The research specifically concentrates on an aircraft’s pair of trailing vortices that are the swirling flow behind an airplane caused by the difference in air pressure above and below the plane’s wings. These vortices form at the tips of the wings and can remain energetic for large enough distances behind a plane to present dangers to other airplanes that encounter them. All such vortices naturally transition into turbulence eventually due to small disturbances that disrupt the orderly circular flow of air. The turbulent trailing vortex then decays relatively quickly, making it safe for additional aircraft to pass through the area once occupied by a vortex.
Initially using computer modeling, Hussain is testing the effects of adding an appropriate small device to the tip of an aircraft’s wings that will cause a rotation of air to introduce disturbances into the trailing vortex instead of waiting for them to occur naturally, resulting in the entire vortex-to-decayed-turbulence process being shortened. Hussain’s goals are to show that speeding the transition to turbulence is achievable, as well as be able to demonstrate and explain why and how it is possible.

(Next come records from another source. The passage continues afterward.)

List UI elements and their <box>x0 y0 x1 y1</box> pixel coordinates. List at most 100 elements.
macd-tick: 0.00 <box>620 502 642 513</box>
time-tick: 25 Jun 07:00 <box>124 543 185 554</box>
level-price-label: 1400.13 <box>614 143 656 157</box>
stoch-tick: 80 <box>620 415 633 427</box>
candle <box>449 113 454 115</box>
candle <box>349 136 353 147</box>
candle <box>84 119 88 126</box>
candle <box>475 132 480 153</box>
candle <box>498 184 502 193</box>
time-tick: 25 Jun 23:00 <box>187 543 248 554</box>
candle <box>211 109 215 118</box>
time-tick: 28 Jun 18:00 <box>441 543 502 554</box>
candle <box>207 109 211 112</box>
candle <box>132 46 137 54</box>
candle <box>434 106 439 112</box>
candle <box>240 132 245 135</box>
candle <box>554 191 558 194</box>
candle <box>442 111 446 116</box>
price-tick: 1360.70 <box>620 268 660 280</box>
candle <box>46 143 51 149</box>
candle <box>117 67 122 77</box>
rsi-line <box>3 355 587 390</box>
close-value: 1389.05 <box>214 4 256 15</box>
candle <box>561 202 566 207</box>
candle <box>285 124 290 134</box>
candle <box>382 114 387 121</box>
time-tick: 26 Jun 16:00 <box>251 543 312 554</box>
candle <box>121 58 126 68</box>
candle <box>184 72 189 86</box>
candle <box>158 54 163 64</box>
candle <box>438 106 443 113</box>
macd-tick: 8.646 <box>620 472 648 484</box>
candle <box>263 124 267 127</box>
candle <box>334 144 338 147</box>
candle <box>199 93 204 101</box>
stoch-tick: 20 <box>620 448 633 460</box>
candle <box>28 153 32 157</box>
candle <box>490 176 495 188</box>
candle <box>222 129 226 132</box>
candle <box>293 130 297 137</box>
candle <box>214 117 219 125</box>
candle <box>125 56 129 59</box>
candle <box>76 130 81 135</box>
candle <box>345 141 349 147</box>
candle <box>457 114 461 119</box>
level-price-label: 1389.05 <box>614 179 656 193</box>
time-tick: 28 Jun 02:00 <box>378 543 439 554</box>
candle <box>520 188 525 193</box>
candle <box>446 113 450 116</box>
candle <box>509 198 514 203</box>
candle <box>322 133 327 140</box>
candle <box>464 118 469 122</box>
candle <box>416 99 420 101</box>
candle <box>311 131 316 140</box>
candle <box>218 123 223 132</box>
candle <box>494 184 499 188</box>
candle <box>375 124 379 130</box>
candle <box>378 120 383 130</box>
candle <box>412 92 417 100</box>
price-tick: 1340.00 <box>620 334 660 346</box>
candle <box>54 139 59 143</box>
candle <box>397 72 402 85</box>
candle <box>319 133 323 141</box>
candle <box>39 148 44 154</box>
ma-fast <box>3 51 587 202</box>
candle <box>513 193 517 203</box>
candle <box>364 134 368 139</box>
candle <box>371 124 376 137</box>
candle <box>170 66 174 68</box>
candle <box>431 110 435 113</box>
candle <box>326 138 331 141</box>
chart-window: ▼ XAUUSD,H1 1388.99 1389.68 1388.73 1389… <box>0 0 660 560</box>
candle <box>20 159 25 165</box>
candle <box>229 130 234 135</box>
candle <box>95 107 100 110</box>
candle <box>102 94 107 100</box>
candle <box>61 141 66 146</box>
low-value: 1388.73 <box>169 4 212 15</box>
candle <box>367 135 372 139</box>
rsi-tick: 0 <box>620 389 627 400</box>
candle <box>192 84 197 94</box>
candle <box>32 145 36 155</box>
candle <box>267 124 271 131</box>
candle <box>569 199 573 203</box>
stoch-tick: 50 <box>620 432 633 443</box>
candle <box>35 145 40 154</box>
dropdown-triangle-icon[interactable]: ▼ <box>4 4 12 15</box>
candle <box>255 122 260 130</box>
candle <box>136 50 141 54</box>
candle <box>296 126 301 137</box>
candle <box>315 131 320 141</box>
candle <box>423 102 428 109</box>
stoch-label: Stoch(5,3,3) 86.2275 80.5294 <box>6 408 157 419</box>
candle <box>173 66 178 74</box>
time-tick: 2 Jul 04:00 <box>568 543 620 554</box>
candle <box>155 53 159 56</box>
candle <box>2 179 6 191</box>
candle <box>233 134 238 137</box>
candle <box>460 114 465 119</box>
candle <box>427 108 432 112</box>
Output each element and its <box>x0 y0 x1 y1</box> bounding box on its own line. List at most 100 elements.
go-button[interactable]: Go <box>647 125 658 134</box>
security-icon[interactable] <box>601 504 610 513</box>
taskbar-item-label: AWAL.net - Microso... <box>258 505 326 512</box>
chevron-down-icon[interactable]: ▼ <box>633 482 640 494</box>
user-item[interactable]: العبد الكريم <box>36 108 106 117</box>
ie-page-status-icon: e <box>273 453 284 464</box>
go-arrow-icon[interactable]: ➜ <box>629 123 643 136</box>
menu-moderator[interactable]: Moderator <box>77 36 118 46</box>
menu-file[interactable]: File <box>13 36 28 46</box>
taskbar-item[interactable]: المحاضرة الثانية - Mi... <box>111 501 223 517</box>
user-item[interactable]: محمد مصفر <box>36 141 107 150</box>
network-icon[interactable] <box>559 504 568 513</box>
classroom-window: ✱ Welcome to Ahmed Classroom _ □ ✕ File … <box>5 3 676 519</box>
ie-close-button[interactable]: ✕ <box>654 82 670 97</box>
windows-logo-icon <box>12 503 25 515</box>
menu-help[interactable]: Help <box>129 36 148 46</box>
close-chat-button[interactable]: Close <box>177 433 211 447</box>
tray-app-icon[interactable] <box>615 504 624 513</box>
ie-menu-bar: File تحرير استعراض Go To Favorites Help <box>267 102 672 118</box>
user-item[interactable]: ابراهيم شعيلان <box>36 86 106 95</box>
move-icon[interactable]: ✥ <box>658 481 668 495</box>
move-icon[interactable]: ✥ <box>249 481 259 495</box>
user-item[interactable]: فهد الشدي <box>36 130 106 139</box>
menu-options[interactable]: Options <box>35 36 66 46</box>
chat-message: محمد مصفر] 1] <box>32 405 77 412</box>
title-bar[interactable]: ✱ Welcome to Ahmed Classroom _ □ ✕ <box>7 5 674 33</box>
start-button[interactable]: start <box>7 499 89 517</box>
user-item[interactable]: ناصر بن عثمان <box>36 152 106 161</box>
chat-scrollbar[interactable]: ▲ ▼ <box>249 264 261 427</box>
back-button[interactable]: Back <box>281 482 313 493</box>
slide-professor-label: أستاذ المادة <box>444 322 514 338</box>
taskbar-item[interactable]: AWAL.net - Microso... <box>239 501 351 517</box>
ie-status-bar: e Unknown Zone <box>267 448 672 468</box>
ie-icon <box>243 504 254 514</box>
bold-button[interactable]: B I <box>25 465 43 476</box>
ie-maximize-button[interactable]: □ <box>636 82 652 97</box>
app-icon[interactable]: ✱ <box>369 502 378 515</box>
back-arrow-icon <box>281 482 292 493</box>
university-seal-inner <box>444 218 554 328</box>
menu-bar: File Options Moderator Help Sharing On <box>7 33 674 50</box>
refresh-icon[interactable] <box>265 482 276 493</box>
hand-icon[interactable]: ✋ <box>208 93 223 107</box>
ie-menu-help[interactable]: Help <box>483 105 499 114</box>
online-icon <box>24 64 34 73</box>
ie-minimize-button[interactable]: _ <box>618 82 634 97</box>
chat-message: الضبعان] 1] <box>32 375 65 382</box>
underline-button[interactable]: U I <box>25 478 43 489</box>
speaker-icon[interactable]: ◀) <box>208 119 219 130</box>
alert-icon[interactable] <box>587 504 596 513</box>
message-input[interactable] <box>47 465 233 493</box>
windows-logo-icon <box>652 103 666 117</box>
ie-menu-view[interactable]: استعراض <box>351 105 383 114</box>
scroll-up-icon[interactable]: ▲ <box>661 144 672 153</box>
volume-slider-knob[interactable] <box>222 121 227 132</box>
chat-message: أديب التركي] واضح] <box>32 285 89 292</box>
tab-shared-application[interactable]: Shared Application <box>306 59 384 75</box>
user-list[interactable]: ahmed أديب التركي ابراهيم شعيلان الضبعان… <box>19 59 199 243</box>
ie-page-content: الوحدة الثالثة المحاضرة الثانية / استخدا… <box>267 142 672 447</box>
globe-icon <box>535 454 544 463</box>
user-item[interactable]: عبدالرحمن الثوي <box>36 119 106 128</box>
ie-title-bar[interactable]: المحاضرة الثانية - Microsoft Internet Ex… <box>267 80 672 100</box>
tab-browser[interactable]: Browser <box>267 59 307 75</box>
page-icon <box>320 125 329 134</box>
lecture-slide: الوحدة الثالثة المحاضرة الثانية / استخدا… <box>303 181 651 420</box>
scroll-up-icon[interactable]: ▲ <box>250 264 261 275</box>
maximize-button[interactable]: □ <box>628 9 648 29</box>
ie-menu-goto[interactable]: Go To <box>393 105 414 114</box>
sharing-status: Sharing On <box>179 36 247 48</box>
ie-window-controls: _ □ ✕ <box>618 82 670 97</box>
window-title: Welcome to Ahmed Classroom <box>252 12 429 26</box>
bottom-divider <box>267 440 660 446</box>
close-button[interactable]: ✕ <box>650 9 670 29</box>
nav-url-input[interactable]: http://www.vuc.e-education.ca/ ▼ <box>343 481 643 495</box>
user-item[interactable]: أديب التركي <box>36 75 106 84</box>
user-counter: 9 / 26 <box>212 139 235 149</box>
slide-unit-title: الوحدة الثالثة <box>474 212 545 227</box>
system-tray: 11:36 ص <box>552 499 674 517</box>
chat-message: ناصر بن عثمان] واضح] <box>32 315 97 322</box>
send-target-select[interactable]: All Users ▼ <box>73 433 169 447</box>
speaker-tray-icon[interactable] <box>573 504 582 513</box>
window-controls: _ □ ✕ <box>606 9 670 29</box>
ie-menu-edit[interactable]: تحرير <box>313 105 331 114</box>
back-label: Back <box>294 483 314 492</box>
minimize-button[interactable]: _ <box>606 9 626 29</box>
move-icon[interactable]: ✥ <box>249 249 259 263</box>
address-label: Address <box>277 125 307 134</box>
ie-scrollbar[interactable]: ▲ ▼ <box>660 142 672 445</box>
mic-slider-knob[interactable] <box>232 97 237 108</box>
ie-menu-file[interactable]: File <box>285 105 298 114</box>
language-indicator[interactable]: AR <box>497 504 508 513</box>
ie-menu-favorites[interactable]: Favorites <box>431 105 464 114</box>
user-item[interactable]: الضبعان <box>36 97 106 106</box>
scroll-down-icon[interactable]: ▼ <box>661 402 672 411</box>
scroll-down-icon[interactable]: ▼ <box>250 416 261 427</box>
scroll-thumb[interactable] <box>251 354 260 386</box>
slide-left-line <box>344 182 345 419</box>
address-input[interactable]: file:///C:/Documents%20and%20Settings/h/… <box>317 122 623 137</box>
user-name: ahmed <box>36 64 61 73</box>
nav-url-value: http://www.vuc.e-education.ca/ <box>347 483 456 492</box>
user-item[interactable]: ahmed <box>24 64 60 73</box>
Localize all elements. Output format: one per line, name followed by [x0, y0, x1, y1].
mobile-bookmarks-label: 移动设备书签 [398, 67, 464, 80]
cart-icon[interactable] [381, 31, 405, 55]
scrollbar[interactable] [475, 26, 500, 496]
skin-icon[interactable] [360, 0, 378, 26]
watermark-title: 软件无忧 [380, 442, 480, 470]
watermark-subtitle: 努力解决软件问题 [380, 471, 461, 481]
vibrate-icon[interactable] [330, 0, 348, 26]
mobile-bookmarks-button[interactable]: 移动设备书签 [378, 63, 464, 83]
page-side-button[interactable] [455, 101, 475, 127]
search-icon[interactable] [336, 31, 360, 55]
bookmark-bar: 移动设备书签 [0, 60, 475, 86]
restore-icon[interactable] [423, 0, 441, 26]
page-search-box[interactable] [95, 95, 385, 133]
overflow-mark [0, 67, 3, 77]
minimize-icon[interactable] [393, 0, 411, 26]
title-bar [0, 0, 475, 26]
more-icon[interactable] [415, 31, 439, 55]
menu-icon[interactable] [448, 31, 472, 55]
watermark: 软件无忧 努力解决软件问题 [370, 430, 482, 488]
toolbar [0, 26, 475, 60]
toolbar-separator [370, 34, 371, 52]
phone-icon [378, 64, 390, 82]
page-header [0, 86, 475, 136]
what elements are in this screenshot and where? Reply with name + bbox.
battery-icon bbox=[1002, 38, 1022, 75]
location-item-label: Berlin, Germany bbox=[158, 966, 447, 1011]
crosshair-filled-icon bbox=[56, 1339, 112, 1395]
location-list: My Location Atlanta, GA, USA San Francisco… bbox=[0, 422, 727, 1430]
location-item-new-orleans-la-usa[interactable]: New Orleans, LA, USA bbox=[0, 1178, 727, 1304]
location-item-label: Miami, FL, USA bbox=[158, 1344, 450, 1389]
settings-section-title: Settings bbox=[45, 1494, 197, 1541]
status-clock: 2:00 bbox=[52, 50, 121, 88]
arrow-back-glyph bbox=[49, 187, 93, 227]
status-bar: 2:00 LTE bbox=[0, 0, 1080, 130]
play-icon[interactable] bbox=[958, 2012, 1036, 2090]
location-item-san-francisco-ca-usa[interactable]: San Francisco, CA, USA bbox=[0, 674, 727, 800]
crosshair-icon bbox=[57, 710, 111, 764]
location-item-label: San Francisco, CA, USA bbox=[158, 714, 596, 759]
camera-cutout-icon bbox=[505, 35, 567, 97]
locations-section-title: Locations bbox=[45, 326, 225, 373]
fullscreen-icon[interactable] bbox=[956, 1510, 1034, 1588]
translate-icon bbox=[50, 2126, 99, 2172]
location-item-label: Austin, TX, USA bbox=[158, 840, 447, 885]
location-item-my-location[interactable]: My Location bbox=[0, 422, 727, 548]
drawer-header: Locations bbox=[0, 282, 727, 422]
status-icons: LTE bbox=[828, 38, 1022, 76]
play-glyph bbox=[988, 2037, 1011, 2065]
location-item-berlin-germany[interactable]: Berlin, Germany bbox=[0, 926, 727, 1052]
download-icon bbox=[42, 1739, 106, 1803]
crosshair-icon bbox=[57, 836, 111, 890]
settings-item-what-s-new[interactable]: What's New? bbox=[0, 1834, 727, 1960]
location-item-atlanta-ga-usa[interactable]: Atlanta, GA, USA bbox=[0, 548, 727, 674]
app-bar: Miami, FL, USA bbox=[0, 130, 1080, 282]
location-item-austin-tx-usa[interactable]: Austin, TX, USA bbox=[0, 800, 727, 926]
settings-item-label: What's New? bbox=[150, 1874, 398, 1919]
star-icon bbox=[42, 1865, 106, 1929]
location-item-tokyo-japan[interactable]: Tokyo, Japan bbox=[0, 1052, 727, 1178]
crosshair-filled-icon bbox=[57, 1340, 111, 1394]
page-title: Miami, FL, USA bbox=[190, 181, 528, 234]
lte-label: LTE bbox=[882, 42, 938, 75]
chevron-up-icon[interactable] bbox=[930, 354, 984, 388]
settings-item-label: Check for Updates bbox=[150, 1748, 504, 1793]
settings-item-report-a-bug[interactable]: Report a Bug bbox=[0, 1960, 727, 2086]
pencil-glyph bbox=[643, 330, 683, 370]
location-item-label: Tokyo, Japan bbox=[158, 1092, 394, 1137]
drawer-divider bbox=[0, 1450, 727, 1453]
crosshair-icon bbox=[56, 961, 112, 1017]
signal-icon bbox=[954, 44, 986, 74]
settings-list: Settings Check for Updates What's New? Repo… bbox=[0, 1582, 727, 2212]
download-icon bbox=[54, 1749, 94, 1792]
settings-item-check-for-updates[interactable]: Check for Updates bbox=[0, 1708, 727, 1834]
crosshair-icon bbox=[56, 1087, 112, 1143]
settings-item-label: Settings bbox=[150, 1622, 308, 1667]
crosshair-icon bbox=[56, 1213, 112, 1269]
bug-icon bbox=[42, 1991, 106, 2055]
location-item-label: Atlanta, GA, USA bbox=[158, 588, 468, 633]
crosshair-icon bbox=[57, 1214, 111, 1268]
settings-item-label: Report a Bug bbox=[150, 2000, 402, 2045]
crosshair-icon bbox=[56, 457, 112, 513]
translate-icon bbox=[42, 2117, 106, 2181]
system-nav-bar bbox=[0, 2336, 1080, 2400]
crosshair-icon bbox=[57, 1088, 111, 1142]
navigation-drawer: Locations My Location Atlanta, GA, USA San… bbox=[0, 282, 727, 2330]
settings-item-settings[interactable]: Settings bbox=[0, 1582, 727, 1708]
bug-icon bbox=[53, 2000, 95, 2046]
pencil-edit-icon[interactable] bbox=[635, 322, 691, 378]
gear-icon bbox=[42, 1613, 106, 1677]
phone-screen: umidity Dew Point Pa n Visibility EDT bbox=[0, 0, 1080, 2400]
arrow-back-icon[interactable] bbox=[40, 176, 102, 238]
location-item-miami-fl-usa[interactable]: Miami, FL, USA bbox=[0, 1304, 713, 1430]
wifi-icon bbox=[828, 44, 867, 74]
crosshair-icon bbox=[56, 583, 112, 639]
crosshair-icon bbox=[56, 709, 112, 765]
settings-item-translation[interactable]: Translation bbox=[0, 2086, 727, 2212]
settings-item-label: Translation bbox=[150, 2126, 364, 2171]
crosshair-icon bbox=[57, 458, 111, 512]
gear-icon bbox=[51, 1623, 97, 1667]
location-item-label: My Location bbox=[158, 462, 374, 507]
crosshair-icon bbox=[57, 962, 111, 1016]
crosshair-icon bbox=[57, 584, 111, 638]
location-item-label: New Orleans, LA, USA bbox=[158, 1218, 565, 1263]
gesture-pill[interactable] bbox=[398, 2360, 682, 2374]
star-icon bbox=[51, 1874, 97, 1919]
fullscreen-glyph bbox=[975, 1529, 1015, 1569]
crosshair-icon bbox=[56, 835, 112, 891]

A fluid dynamicist who specializes in aerodynamics, vortex dynamics and turbulence, Hussain has focused on the search for ‘order within disorder’ in fluid turbulence. As director of UH’s Institute of Fluid Dynamics and Turbulence, he is one of the leading experts in the field. He has published more than 250 scientific papers on this and related topics and is one of the most decorated fluid dynamicists, winning four of the field’s most coveted awards. Hussain was one of the first to recognize that the organized motion underlying the seemingly random motion of turbulence is the key to understanding turbulence and to controlling turbulent flows for technological benefit. Through his Aerodynamics and Turbulence Laboratory at UH, he is constantly placing together pieces of the puzzle to find significant applications for advances in the field.